I’m all for BPMN. I think it’s important that there is a strong industry standard.
That said…. These are my 5 grievances with BPMN:
Every company has their own “BPMN”
I had done integration with three different BPM modelling vendors. All major players.
I have imported their BPMN files into our system.
None of the files were compatible. Each time I needed to create a different xslt file for them to fit.
Each file had different attributes, each file had different naming conventions, each file had their own order for the elements and objects.
All of them were xml. All of them were BPMN standard. None of them compatible.
I spent days trying to find the right xpath. Standards are made to make my life easier. Standards are made to ensure compatibility.
The last mile
One of the most common weak points of BPM systems is in developing the part of the process application that isn’t generated from the process model: user interfaces, data models, security, business logic and integration with legacy systems.
BPMN does not support these.
BPMN gets so much attention that business analysts spend all their time on the process model. All the rest gets little attention.
Converting BPMN models to executable environments is more than just the model.

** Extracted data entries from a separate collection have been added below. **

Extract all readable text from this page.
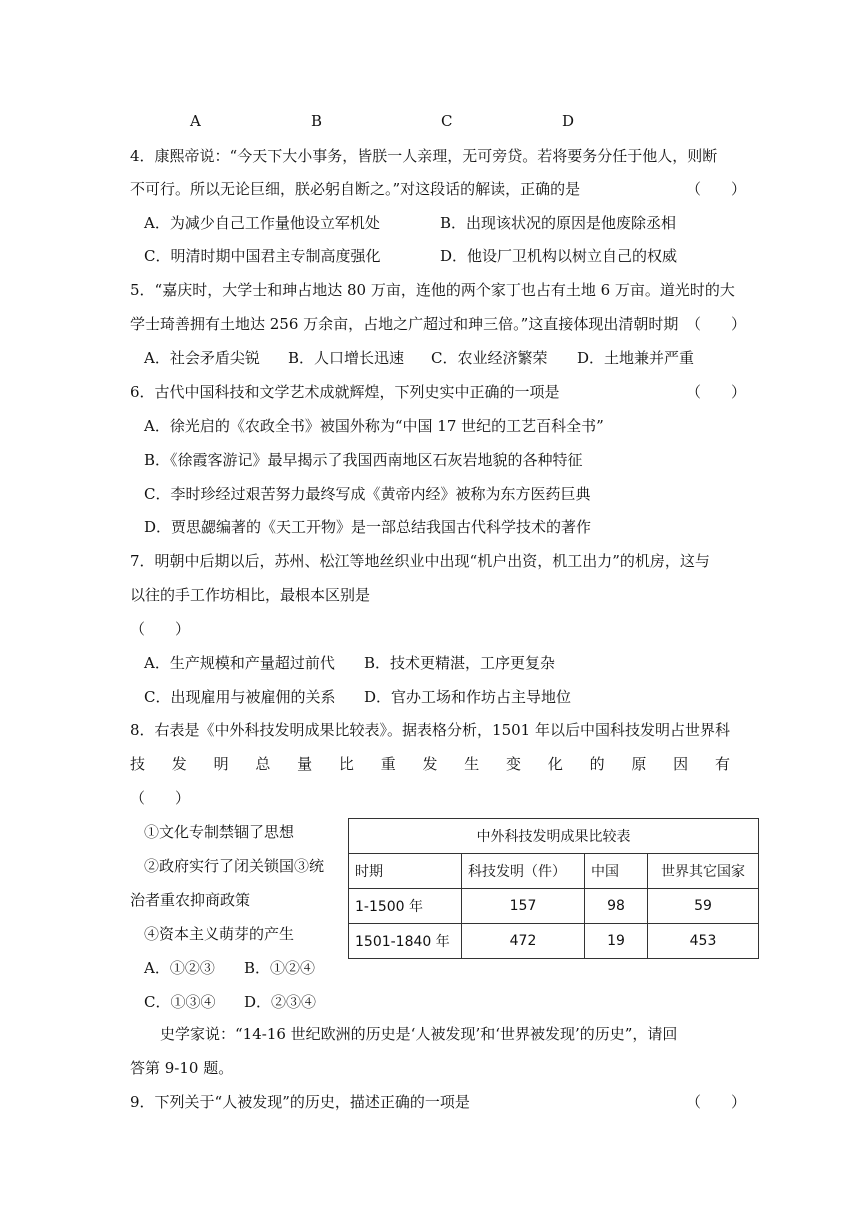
A	B	C	D
4．康熙帝说：“今天下大小事务，皆朕一人亲理，无可旁贷。若将要务分任于他人，则断
不可行。所以无论巨细，朕必躬自断之。”对这段话的解读，正确的是	（　　）
A．为减少自己工作量他设立军机处	B．出现该状况的原因是他废除丞相
C．明清时期中国君主专制高度强化	D．他设厂卫机构以树立自己的权威
5．“嘉庆时，大学士和珅占地达 80 万亩，连他的两个家丁也占有土地 6 万亩。道光时的大
学士琦善拥有土地达 256 万余亩，占地之广超过和珅三倍。”这直接体现出清朝时期 （　　）
A．社会矛盾尖锐 B．人口增长迅速 C．农业经济繁荣 D．土地兼并严重
6．古代中国科技和文学艺术成就辉煌，下列史实中正确的一项是	（　　）
A．徐光启的《农政全书》被国外称为“中国 17 世纪的工艺百科全书”
B．《徐霞客游记》最早揭示了我国西南地区石灰岩地貌的各种特征
C．李时珍经过艰苦努力最终写成《黄帝内经》被称为东方医药巨典
D．贾思勰编著的《天工开物》是一部总结我国古代科学技术的著作
7．明朝中后期以后，苏州、松江等地丝织业中出现“机户出资，机工出力”的机房，这与
以往的手工作坊相比，最根本区别是
（　　）
A．生产规模和产量超过前代 B．技术更精湛，工序更复杂
C．出现雇用与被雇佣的关系 D．官办工场和作坊占主导地位
8．右表是《中外科技发明成果比较表》。据表格分析，1501 年以后中国科技发明占世界科
技 发 明 总 量 比 重 发 生 变 化 的 原 因 有
（　　）
①文化专制禁锢了思想
②政府实行了闭关锁国③统
治者重农抑商政策
④资本主义萌芽的产生
A．①②③ B．①②④
C．①③④ D．②③④
中外科技发明成果比较表			
时期	科技发明（件）	中国	世界其它国家
1-1500 年	157	98	59
1501-1840 年	472	19	453
史学家说：“14-16 世纪欧洲的历史是‘人被发现’和‘世界被发现’的历史”，请回
答第 9-10 题。
9．下列关于“人被发现”的历史，描述正确的一项是	（　　）
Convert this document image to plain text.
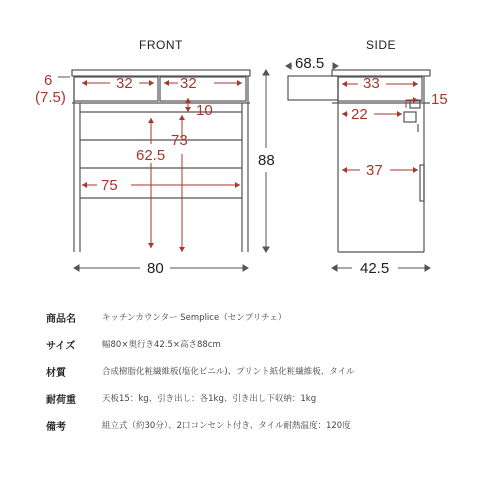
FRONT	SIDE
6
(7.5)
32	32
10
73
62.5
75
88
80
68.5
33
15
22
37
42.5
商品名	キッチンカウンター Semplice（センプリチェ）
サイズ	幅80×奥行き42.5×高さ88cm
材質	合成樹脂化粧繊維板(塩化ビニル)、プリント紙化粧繊維板、タイル
耐荷重	天板15：kg、引き出し：各1kg、引き出し下収納：1kg
備考	組立式（約30分）、2口コンセント付き、タイル耐熱温度：120度
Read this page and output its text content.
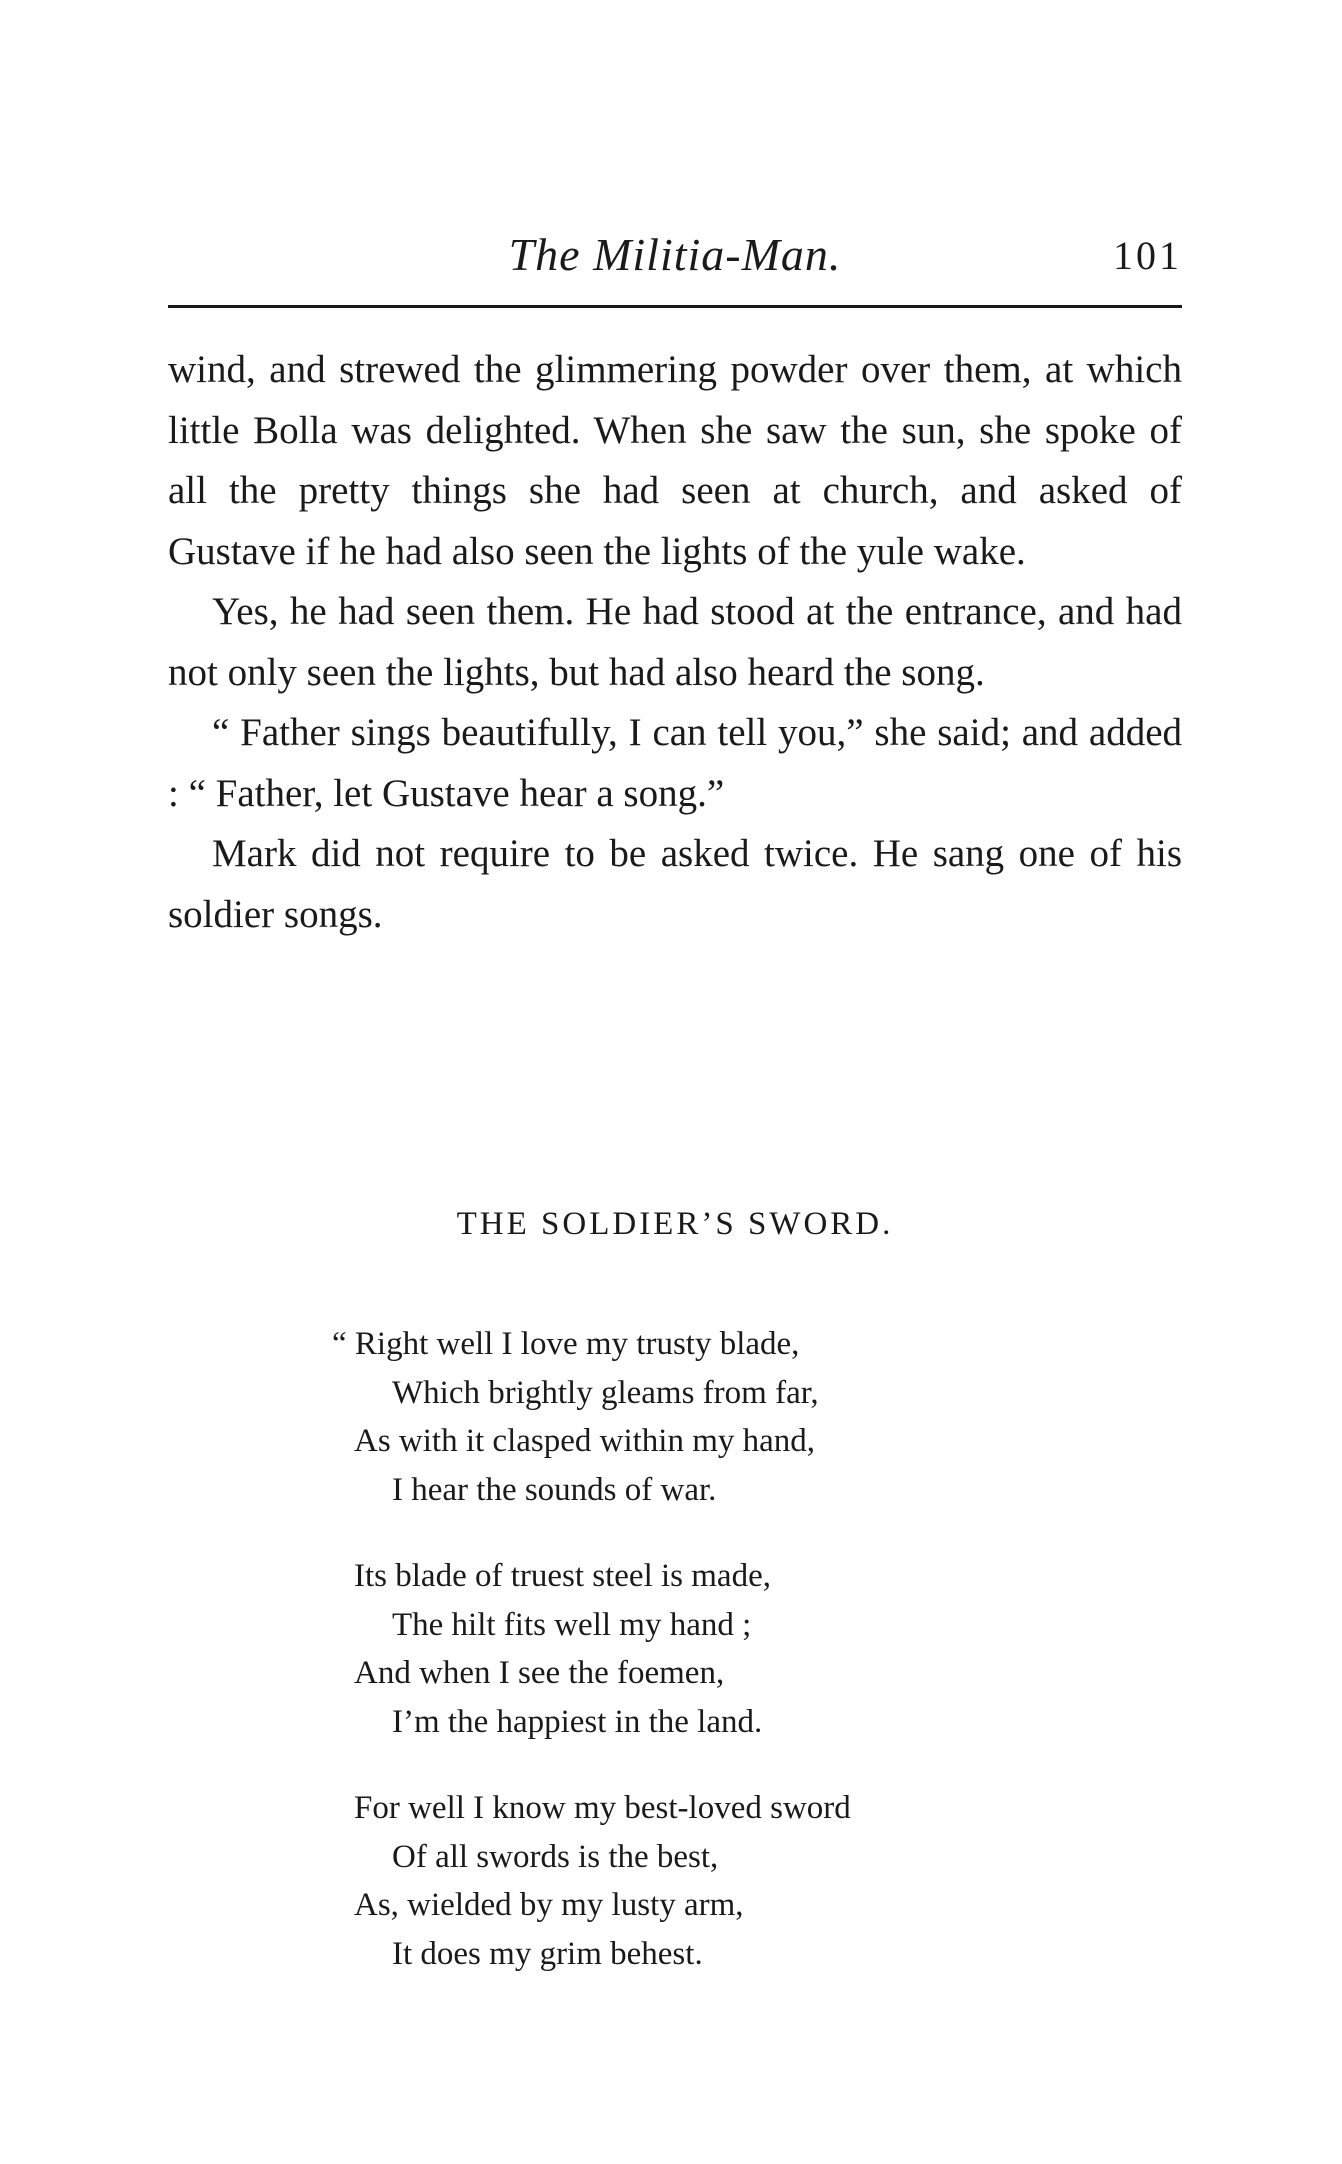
The Militia-Man.	101

wind, and strewed the glimmering powder over them, at which little Bolla was delighted. When she saw the sun, she spoke of all the pretty things she had seen at church, and asked of Gustave if he had also seen the lights of the yule wake.

Yes, he had seen them. He had stood at the entrance, and had not only seen the lights, but had also heard the song.

“ Father sings beautifully, I can tell you,” she said; and added : “ Father, let Gustave hear a song.”

Mark did not require to be asked twice. He sang one of his soldier songs.

THE SOLDIER’S SWORD.
“ Right well I love my trusty blade,
Which brightly gleams from far,
As with it clasped within my hand,
I hear the sounds of war.
Its blade of truest steel is made,
The hilt fits well my hand ;
And when I see the foemen,
I’m the happiest in the land.
For well I know my best-loved sword
Of all swords is the best,
As, wielded by my lusty arm,
It does my grim behest.
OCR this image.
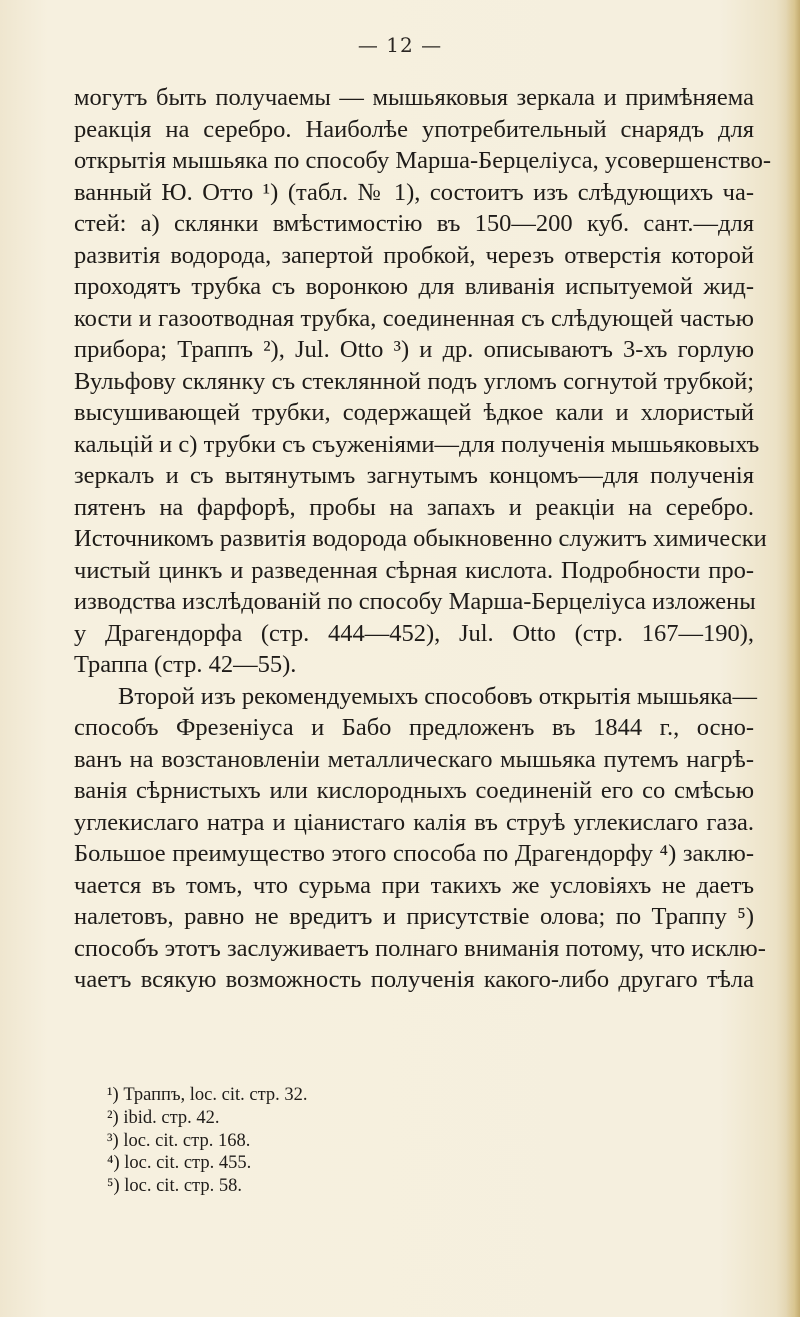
— 12 —
могутъ быть получаемы — мышьяковыя зеркала и примѣняема
реакція на серебро. Наиболѣе употребительный снарядъ для
открытія мышьяка по способу Марша-Берцеліуса, усовершенство-
ванный Ю. Отто ¹) (табл. № 1), состоитъ изъ слѣдующихъ ча-
стей: a) склянки вмѣстимостію въ 150—200 куб. сант.—для
развитія водорода, запертой пробкой, черезъ отверстія которой
проходятъ трубка съ воронкою для вливанія испытуемой жид-
кости и газоотводная трубка, соединенная съ слѣдующей частью
прибора; Траппъ ²), Jul. Otto ³) и др. описываютъ 3-хъ горлую
Вульфову склянку съ стеклянной подъ угломъ согнутой трубкой;
высушивающей трубки, содержащей ѣдкое кали и хлористый
кальцій и c) трубки съ съуженіями—для полученія мышьяковыхъ
зеркалъ и съ вытянутымъ загнутымъ концомъ—для полученія
пятенъ на фарфорѣ, пробы на запахъ и реакціи на серебро.
Источникомъ развитія водорода обыкновенно служитъ химически
чистый цинкъ и разведенная сѣрная кислота. Подробности про-
изводства изслѣдованій по способу Марша-Берцеліуса изложены
у Драгендорфа (стр. 444—452), Jul. Otto (стр. 167—190),
Траппа (стр. 42—55).
Второй изъ рекомендуемыхъ способовъ открытія мышьяка—
способъ Фрезеніуса и Бабо предложенъ въ 1844 г., осно-
ванъ на возстановленіи металлическаго мышьяка путемъ нагрѣ-
ванія сѣрнистыхъ или кислородныхъ соединеній его со смѣсью
углекислаго натра и ціанистаго калія въ струѣ углекислаго газа.
Большое преимущество этого способа по Драгендорфу ⁴) заклю-
чается въ томъ, что сурьма при такихъ же условіяхъ не даетъ
налетовъ, равно не вредитъ и присутствіе олова; по Траппу ⁵)
способъ этотъ заслуживаетъ полнаго вниманія потому, что исклю-
чаетъ всякую возможность полученія какого-либо другаго тѣла
¹) Траппъ, loc. cit. стр. 32.
²) ibid. стр. 42.
³) loc. cit. стр. 168.
⁴) loc. cit. стр. 455.
⁵) loc. cit. стр. 58.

Result: excellent workflow, poor solution.
The BPM vendors I’ve met either have great process modeling ability or great execution ability – but not great at both.
So when BPM vendors work together or OEM there is usually a BPMN file that can be exported from the modeling platform into the execution tool.
But if the model is changed in the execution platform – some of those changes fall off when importing them back to the modeling platform.
Each of the platforms generate BPMN. Each of the platforms can import/export BPMN. But not seamlessly.
Some might say that this might be a platform problem, not a BPMN problem, but if I can’t implement roundtripping using BPMN – why use BPMN?
BPMN is an exclusive club
Now I might be petty, and I might sound paranoid, but I always get a feeling that the BPMN club is run by a handful of top BPM vendors.
Yes.. “you can join – if you do it our way” kind of invitation. “Oh.. and by the way…. only our software does BPMN correctly”…
As a bystander I’ve also witnessed the bloody war pro-BPMNists waged against BPEL and XPDL supporters.
BPMN did win – but at a price. There is no peace. Some business analyst that I know are still divided and some do not recognize the new pope.
BPMN is for not for developers
I’m a developer, not a business analyst. If I was a business analyst I’d probably understand the notation (it seems they learn it at birth…).
But in the end I’m the poor sod that needs to implement the solution.
If a developer doesn’t master BPMN – they won’t understand it, nor use it.
There is no motivation to educate developers, nor are there simple guides on the web to learn it.
I didn’t write this article to be controversial or cause a buzz.
I do hope that if any of the BPMN “leaders” are reading this article – they will take the points I raised and find suitable solutions.
I’m all for BPMN. I think it is important that there is a strong industry standard.